The almost 2 million people not on the NRC are not immediately rendered stateless. They will be able to appeal against the NRC’s judgments to special tribunals. However, these tribunals have been severely criticised in the past for violating the principles of natural justice. In the end, the regular court system may have to decide in many cases. The Supreme Court, which has overseen the NRC process for some years, will no doubt take an interest in ensuring that no citizen or resident of India has his or her rights violated. That said, it is far from certain that the appeals process will result in a substantial diminution in the number of people excluded from the NRC. Even if the proportion who did not submit claims for inclusion — individuals who may well have migrated out of Assam to other parts of India — are ignored, there is still a vast number of people who might be rendered stateless. 

The question then is what the next step will be. What rights that Indian citizens have will be denied them? Presumably, they will be disenfranchised. Will they also be excluded from government welfare schemes? Will their children also be so excluded, and how will that exclusion be carried out on the ground? Will their physical freedom be curtailed? There are indeed reports about detention camps being built but surely it is impossible to put between one and two million people into permanent camps. That would be both administratively infeasible and morally repugnant. “Repatriation” to Bangladesh or Nepal is also impossible. Dhaka has consistently refused to take such individuals in — and, in any case, the Indian external affairs minister has officially stated during a visit to Dhaka that the NRC is India’s “internal matter”. 
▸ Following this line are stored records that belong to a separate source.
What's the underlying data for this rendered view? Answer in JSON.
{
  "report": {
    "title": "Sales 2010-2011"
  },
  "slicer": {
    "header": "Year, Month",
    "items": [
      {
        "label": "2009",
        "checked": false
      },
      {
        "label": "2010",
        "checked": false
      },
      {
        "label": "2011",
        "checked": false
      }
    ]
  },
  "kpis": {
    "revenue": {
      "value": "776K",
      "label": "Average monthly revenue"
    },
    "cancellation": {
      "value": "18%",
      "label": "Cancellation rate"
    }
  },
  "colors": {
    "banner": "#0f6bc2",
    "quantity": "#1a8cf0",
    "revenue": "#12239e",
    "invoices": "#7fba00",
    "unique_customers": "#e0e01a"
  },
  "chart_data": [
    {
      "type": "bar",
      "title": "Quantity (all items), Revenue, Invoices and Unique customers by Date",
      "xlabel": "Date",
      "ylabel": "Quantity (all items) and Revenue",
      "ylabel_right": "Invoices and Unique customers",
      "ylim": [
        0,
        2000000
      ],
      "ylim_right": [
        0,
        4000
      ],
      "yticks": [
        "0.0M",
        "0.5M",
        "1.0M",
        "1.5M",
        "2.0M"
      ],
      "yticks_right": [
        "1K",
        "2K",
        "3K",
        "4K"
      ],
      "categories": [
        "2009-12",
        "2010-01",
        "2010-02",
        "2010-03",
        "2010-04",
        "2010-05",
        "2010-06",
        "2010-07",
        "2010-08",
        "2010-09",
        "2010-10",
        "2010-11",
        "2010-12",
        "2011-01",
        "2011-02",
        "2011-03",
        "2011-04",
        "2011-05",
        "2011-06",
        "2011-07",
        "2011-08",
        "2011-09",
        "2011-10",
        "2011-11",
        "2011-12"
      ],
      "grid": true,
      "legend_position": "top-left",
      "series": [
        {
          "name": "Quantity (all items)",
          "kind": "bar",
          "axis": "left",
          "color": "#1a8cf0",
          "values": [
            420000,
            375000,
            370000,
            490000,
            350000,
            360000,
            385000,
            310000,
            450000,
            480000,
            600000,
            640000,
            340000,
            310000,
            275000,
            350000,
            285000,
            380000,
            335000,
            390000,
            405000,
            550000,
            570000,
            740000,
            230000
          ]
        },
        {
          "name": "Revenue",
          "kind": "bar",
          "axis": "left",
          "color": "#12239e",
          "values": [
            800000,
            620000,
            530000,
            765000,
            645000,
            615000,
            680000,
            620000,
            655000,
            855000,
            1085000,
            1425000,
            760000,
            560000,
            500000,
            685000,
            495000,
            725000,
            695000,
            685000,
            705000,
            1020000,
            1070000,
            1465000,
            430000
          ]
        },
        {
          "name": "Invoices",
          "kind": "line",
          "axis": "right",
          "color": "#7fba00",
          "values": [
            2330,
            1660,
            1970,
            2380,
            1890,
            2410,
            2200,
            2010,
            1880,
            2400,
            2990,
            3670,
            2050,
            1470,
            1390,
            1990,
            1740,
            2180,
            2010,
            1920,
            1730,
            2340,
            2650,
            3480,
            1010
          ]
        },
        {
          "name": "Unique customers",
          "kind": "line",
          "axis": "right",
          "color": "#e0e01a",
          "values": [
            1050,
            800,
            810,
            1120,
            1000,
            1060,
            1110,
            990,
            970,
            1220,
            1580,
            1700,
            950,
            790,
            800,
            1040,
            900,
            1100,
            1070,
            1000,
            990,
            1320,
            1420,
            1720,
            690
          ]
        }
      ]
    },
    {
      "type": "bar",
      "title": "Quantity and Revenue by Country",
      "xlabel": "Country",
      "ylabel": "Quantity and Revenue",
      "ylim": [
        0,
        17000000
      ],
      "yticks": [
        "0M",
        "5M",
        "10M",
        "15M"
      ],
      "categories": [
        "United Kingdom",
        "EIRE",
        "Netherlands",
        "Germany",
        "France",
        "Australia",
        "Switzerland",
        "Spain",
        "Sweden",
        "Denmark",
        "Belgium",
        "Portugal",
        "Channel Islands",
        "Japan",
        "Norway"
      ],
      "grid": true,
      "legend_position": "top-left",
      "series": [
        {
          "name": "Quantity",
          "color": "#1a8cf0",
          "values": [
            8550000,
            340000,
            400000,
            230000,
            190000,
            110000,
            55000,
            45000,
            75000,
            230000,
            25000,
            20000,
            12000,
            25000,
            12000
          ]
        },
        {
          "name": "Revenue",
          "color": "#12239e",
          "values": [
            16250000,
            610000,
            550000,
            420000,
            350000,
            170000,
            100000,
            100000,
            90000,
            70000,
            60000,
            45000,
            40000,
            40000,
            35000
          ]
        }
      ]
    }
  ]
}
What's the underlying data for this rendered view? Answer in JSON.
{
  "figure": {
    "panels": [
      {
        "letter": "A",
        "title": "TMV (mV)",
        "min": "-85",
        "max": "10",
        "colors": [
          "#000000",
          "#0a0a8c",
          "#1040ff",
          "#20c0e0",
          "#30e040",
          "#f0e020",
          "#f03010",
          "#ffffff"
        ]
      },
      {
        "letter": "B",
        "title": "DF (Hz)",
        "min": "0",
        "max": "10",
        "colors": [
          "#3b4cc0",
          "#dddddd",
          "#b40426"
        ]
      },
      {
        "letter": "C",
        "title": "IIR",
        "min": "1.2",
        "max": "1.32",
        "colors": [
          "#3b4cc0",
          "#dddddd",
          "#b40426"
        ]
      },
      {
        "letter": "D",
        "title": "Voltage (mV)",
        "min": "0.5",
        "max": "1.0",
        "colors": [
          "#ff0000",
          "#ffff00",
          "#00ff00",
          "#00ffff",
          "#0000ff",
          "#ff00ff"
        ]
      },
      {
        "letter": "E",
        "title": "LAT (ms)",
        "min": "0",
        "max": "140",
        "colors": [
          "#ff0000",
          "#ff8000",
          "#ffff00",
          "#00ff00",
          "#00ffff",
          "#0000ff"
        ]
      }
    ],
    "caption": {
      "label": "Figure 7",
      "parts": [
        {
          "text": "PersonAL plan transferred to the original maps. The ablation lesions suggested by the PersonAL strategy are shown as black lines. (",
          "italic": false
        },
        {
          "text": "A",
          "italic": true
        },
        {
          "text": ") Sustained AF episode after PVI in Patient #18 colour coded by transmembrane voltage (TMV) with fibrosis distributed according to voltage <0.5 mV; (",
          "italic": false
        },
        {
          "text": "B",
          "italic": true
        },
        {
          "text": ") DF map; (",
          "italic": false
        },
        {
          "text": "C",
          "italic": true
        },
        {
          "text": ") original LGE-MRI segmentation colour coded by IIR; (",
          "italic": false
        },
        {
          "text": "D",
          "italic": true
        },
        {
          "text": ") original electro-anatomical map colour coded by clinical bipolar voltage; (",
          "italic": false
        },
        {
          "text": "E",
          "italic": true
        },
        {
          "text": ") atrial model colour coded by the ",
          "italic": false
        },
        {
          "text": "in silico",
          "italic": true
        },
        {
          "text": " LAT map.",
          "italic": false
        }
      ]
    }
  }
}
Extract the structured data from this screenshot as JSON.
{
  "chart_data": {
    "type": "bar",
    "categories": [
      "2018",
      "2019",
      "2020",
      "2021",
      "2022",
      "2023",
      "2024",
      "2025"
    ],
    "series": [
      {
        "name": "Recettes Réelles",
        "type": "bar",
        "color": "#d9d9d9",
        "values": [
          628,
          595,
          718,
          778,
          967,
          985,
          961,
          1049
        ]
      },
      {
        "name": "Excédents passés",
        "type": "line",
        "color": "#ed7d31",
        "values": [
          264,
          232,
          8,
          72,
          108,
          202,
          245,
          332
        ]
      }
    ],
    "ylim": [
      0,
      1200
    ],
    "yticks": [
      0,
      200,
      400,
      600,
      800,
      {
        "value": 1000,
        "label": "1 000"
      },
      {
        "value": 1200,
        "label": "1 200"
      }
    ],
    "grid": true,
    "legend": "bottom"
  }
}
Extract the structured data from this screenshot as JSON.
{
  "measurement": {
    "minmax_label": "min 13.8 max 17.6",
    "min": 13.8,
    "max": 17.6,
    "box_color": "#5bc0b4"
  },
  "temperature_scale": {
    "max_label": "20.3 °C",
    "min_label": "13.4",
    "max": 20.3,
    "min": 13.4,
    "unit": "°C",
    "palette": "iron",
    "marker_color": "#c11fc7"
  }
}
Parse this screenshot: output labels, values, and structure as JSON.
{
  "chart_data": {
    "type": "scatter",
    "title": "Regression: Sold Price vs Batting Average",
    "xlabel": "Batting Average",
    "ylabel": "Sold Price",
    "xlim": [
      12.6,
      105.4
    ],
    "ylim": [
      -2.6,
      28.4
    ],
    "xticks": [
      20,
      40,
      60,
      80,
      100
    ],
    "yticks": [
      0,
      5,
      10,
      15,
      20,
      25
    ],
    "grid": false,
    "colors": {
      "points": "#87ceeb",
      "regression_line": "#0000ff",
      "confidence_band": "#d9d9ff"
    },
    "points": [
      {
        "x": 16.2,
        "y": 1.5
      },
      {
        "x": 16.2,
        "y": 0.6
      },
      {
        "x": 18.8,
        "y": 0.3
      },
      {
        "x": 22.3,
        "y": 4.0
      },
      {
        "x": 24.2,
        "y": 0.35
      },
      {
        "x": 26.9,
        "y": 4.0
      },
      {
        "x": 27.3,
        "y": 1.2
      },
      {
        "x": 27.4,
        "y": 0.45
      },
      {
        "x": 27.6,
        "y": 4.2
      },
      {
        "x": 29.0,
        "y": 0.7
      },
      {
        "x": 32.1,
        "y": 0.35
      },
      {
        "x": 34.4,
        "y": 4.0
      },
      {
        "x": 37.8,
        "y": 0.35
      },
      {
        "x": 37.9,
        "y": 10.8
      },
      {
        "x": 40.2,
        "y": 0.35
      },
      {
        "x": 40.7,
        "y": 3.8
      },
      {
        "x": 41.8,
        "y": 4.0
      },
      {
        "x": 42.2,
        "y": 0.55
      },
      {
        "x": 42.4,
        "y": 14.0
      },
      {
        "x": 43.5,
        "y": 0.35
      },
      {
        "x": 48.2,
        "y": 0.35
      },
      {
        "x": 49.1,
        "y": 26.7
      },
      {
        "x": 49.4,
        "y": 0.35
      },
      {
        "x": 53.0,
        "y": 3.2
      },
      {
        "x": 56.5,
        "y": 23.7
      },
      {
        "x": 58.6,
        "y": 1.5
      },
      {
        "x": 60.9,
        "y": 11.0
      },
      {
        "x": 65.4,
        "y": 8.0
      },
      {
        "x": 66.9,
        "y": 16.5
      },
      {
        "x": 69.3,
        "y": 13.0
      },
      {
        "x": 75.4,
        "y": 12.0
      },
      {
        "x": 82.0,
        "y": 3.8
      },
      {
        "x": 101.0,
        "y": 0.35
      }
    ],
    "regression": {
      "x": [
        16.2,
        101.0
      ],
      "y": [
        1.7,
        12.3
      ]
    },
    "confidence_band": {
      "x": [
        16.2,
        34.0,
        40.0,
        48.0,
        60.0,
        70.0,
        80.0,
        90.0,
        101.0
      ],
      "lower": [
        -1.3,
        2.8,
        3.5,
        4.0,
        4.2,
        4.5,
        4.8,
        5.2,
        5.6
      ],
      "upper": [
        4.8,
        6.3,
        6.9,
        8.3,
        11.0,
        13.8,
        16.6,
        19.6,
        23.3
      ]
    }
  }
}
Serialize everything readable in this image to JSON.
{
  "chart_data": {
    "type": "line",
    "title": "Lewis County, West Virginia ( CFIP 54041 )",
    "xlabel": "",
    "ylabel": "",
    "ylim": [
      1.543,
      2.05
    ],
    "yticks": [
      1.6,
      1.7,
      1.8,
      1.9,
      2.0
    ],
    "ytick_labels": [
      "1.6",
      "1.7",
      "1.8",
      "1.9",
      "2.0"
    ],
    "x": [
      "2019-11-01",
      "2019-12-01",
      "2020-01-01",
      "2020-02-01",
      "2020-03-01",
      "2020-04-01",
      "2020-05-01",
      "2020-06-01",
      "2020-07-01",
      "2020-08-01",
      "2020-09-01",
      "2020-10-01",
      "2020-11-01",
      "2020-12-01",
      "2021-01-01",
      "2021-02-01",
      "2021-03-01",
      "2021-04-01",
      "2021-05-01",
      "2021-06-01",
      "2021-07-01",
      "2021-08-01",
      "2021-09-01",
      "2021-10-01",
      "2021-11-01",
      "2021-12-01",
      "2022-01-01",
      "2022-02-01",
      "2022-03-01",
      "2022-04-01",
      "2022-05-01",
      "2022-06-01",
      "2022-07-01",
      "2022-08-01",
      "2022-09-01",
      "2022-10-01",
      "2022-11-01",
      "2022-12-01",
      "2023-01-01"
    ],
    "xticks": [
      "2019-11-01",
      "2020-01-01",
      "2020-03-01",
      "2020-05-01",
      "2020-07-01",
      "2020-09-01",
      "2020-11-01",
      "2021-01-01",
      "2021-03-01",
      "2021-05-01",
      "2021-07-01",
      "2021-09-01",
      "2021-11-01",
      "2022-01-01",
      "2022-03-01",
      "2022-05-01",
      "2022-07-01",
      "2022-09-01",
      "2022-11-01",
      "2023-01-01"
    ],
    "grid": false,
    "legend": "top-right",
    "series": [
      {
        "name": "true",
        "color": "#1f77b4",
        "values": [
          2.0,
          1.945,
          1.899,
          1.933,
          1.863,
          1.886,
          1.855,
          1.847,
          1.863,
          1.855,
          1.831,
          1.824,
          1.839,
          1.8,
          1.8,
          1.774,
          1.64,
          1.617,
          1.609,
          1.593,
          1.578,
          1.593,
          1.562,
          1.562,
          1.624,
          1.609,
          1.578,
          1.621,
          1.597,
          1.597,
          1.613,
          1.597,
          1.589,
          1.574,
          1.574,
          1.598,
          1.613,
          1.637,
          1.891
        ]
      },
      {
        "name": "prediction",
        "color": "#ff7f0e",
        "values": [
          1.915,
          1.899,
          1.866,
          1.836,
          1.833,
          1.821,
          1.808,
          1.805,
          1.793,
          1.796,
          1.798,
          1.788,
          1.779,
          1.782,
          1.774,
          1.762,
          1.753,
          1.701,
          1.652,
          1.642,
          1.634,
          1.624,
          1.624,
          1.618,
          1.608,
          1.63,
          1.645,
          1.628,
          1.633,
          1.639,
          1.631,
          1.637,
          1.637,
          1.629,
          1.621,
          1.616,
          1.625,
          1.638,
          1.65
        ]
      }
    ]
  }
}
The task therefore is to find a way out of this impossible situation. Individuals who cannot be deported or interned will have to be given some appropriate legal status within India. Work permits are a possible option, with rights to access certain government programmes (especially if exclusion would be expensive and inefficient). Nor can a permanently excluded class be created. Clearly, there needs to be a path to citizenship at least for the children of those excluded from the NRC. Given the cut-off date of 1971 for the NRC process, there are children excluded whose parents and grandparents might both have been born in India. Eventually, the children born in India will have to be accepted as full citizens, and both process and law must be amended to reflect this necessary conclusion.